The Open Search Agent

Brainstorm:

  • Start with HTTPd and configuration interface! branch off microhttpd, minihttpd, dhttpd, boa or even lighttpd...

  • proxy-modules might become too complex -> off-the-shelf solutions? maybe http://tinyproxy.sourceforge.net

  • the crawler / indexer / proxy could be a perl script (in the first version) it allows to try out ideas and experiment quickly - perl is preinstalled on Linux and osX but we need some uncommon perl-modules so we should mirror/ship them.. there is perl for windows,too. and even more important: there are ready-made perl modules for crawling, HTML-parsing, indexing and summarizing HTML/pdf, extracting links, etc.

  • Crawler / indexer / proxy: libcurl, libhtml, libcgi,. offer similar functionality in C - better support in the long run, less bugs, easier to maintain (!?), more complicated to make (small) changes.

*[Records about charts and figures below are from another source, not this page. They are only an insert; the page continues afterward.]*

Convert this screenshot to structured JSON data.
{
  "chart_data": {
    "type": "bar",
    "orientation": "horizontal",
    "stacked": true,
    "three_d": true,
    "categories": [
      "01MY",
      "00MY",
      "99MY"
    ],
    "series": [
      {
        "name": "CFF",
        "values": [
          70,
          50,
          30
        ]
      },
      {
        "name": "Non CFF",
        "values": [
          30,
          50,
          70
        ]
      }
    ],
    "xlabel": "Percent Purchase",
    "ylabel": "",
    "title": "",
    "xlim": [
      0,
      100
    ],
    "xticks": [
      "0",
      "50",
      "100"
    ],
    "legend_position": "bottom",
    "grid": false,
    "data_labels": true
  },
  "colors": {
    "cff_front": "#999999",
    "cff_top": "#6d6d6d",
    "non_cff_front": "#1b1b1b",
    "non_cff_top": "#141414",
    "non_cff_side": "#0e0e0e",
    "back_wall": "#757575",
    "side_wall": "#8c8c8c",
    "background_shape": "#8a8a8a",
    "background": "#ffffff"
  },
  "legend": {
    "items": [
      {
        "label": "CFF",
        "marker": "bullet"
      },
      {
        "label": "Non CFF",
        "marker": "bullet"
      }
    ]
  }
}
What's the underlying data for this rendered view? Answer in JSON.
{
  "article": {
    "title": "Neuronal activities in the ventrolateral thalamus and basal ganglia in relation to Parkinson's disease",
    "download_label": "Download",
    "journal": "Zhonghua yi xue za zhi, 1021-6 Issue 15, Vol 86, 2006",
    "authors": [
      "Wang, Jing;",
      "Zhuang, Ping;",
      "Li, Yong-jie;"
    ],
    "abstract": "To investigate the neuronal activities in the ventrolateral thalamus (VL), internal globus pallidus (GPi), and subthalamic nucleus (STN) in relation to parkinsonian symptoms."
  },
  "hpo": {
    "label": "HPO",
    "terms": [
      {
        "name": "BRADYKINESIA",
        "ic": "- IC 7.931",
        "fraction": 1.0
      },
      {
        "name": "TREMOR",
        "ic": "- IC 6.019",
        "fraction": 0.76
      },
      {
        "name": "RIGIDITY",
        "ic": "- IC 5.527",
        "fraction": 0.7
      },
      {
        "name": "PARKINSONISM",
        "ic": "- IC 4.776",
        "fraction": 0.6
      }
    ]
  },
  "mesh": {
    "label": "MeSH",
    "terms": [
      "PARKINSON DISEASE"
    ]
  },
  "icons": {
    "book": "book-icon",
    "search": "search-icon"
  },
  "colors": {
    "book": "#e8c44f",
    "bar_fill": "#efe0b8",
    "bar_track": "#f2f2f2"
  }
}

  • crawler- and indexer-obscurity is easier to do than hiding search/browsing stats. and structure of P2P plus low latency favors reliable communication (transitive lookups) and thus do not allow to introduce query-source obfuscation on application level. The best idea so far is to implement fake query modification and filtering in the local search-key-hash parser.

  • p2p data storage: 1st use ocean-store, freenet or gnutella. write plugins to import/export internal data structure(s). Later in the project we will switch to access the underlying DHT directly: bamboo-dht, libgnutella. Chord, pastry/tapestry, Leopard, k-Ary-DHT,..

  • The first versions (bootstrap) will "fake" the P2P network to get a useable front-end for testing. Traffic estimations from the "dummy P2P network" can be used to simulate P2P scenarios! (first idea to collect stats: share database via NFS. write IP + file-inode logs.)

  • .

Libraries and Classes

Front-end interface and templates.

search results can be updated dynamically by using AJAX techniques, or static reloads! There will be both non-blocking and blocking I/O! The HTTP-client (javascript) specifies a request mode:

[poll,read]? [nonblock|blocktimeout=NN]?

where NN is 1/10 seconds.

The Agent - User's Guide

Build and Install Instructions

System Requirements

open-search is currently known to work on gnu/Linux and Mac OS-X.

Binaries and Sources

open-search-agent is being developed.. there is no public release yet.



[1] this interface could be implemented on top of cgi; but cgi-sessions ususally terminate after each request.

[2] there's come configuration API for the DHT, too.